TERÇA-FEIRA_A bordo, temos o sono muito leve. Qualquer barulho diferente nos desperta. Se a máquina reduz de intensidade, ligamos de imediato para o oficial de serviço no passadiço ou para o Centro de Controle de Motores. Esta tarde tivemos o exercício simulado de combate a incêndios, seguido de abandono. São exercícios importantes para familiarizarmos a tripulação com os recursos de que dispomos, e quais procedimentos devem ser adotados para combater o fogo ou abandonar o navio.

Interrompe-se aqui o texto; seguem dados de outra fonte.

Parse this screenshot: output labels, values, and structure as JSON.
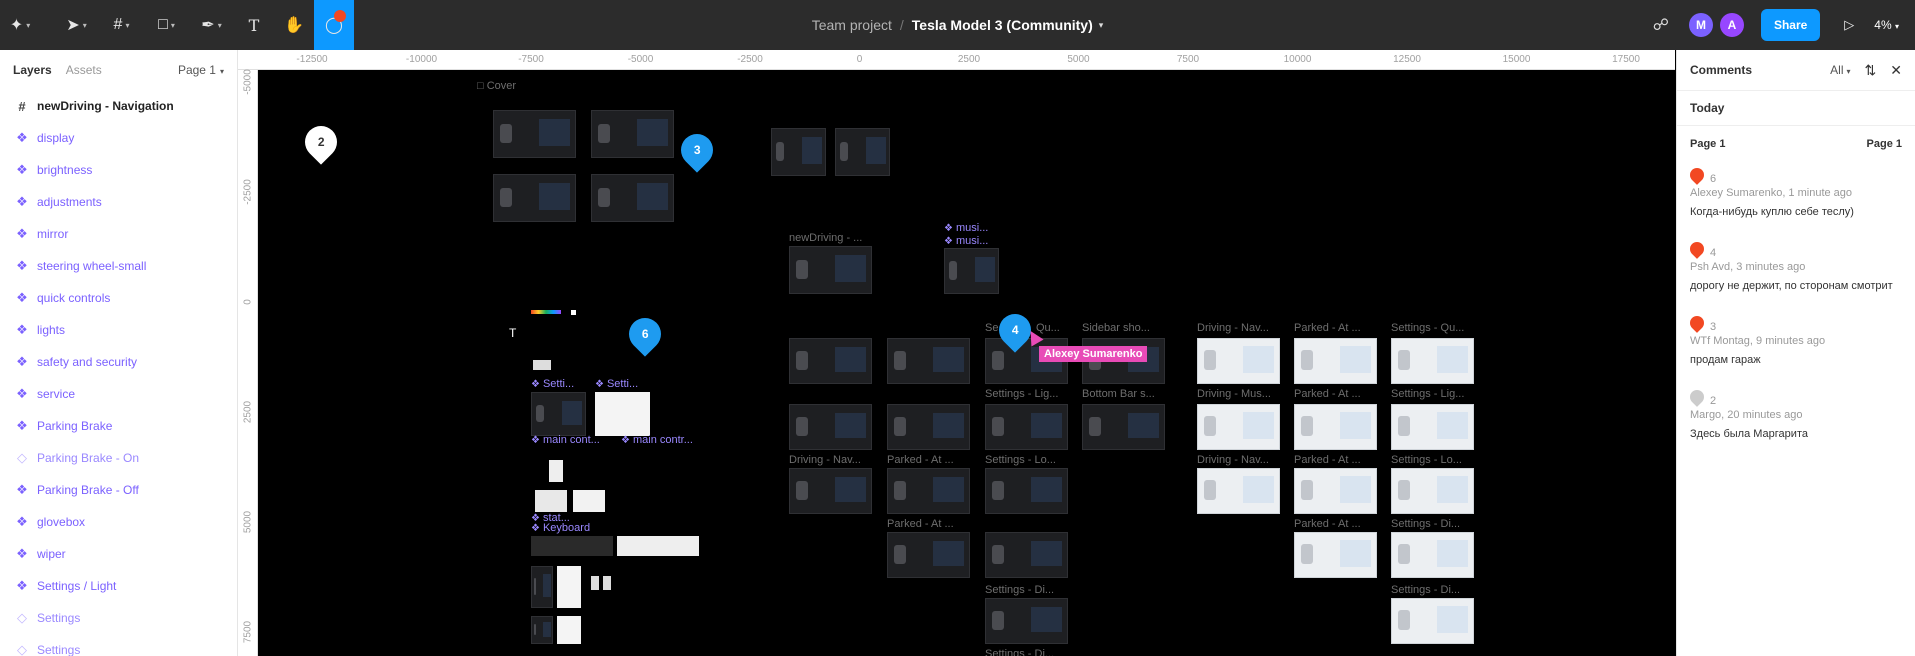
{
  "toolbar": {
    "project": "Team project",
    "separator": "/",
    "file_name": "Tesla Model 3 (Community)",
    "avatars": [
      {
        "initial": "M",
        "color": "#7b61ff"
      },
      {
        "initial": "A",
        "color": "#9747ff"
      }
    ],
    "share_label": "Share",
    "zoom": "4%",
    "accent": "#0d99ff"
  },
  "left_panel": {
    "tabs": [
      "Layers",
      "Assets"
    ],
    "page": "Page 1",
    "layers": [
      {
        "label": "newDriving - Navigation",
        "kind": "frame"
      },
      {
        "label": "display",
        "kind": "component"
      },
      {
        "label": "brightness",
        "kind": "component"
      },
      {
        "label": "adjustments",
        "kind": "component"
      },
      {
        "label": "mirror",
        "kind": "component"
      },
      {
        "label": "steering wheel-small",
        "kind": "component"
      },
      {
        "label": "quick controls",
        "kind": "component"
      },
      {
        "label": "lights",
        "kind": "component"
      },
      {
        "label": "safety and security",
        "kind": "component"
      },
      {
        "label": "service",
        "kind": "component"
      },
      {
        "label": "Parking Brake",
        "kind": "component"
      },
      {
        "label": "Parking Brake - On",
        "kind": "variant"
      },
      {
        "label": "Parking Brake - Off",
        "kind": "component"
      },
      {
        "label": "glovebox",
        "kind": "component"
      },
      {
        "label": "wiper",
        "kind": "component"
      },
      {
        "label": "Settings / Light",
        "kind": "component"
      },
      {
        "label": "Settings",
        "kind": "variant"
      },
      {
        "label": "Settings",
        "kind": "variant"
      }
    ]
  },
  "rulers": {
    "top": [
      "-12500",
      "-10000",
      "-7500",
      "-5000",
      "-2500",
      "0",
      "2500",
      "5000",
      "7500",
      "10000",
      "12500",
      "15000",
      "17500"
    ],
    "left": [
      "-5000",
      "-2500",
      "0",
      "2500",
      "5000",
      "7500"
    ]
  },
  "canvas": {
    "cover_label": "Cover",
    "pins": [
      {
        "num": "2",
        "style": "white"
      },
      {
        "num": "3",
        "style": "blue"
      },
      {
        "num": "6",
        "style": "blue"
      },
      {
        "num": "4",
        "style": "blue"
      }
    ],
    "cursor_user": "Alexey Sumarenko",
    "frame_labels": [
      "newDriving - ...",
      "Se",
      "Qu...",
      "Sidebar sho...",
      "Settings - Lig...",
      "Bottom Bar s...",
      "Driving - Nav...",
      "Parked - At ...",
      "Settings - Lo...",
      "Parked - At ...",
      "Settings - Di...",
      "Settings - Di...",
      "Driving - Nav...",
      "Parked - At ...",
      "Settings - Qu...",
      "Driving - Mus...",
      "Parked - At ...",
      "Settings - Lig...",
      "Driving - Nav...",
      "Parked - At ...",
      "Settings - Lo...",
      "Parked - At ...",
      "Settings - Di...",
      "Settings - Di..."
    ],
    "component_labels": [
      "musi...",
      "musi...",
      "Setti...",
      "Setti...",
      "main cont...",
      "main contr...",
      "stat...",
      "Keyboard"
    ]
  },
  "comments_panel": {
    "title": "Comments",
    "filter": "All",
    "section": "Today",
    "page_label": "Page 1",
    "page_label_right": "Page 1",
    "items": [
      {
        "num": "6",
        "author": "Alexey Sumarenko, 1 minute ago",
        "text": "Когда-нибудь куплю себе теслу)",
        "pin_color": "#f24822"
      },
      {
        "num": "4",
        "author": "Psh Avd, 3 minutes ago",
        "text": "дорогу не держит, по сторонам смотрит",
        "pin_color": "#f24822"
      },
      {
        "num": "3",
        "author": "WTf Montag, 9 minutes ago",
        "text": "продам гараж",
        "pin_color": "#f24822"
      },
      {
        "num": "2",
        "author": "Margo, 20 minutes ago",
        "text": "Здесь была Маргарита",
        "pin_color": "#cccccc"
      }
    ]
  }
}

Os exercícios têm duração de duas horas e dez minutos.
À noite, faço verificação no passadiço e escrevo as ordens noturnas do comandante. Em seguida, faço minha atividade física. Retorno ao camarote. São 23 horas: hora de dormir.
QUARTA-FEIRA_Hoje de manhã fiz uma auditoria comportamental no convés e na praça de máquinas, junto com o imediato e o chefe de máquinas. Verificamos a utilização do EPI pela tripulação – se está completo e sendo usado de forma adequada, se a área de trabalho está livre de obstáculos. Também ficamos de olho na postura e ergonomia da tripulação.
À tarde me ausento de bordo para ir ao banco e ao shopping fazer minhas compras particulares: revistas, chocolate meio amargo (adoro), produtos de higiene… À noite recebo ligação do meu marido, que quase não consegue falar: “Vasco campeão!”
(*) No dia 1 de julho a comandante Hildelene foi escolhida para comandar o Rômulo Almeida, um dos novos navios que estão sendo construídos para a Transpetro. Ela terá como imediato – o segundo na hierarquia – Vanessa Cunha. Será a primeira vez o Brasil que os dois primeiros cargos serão ocupados por mulheres.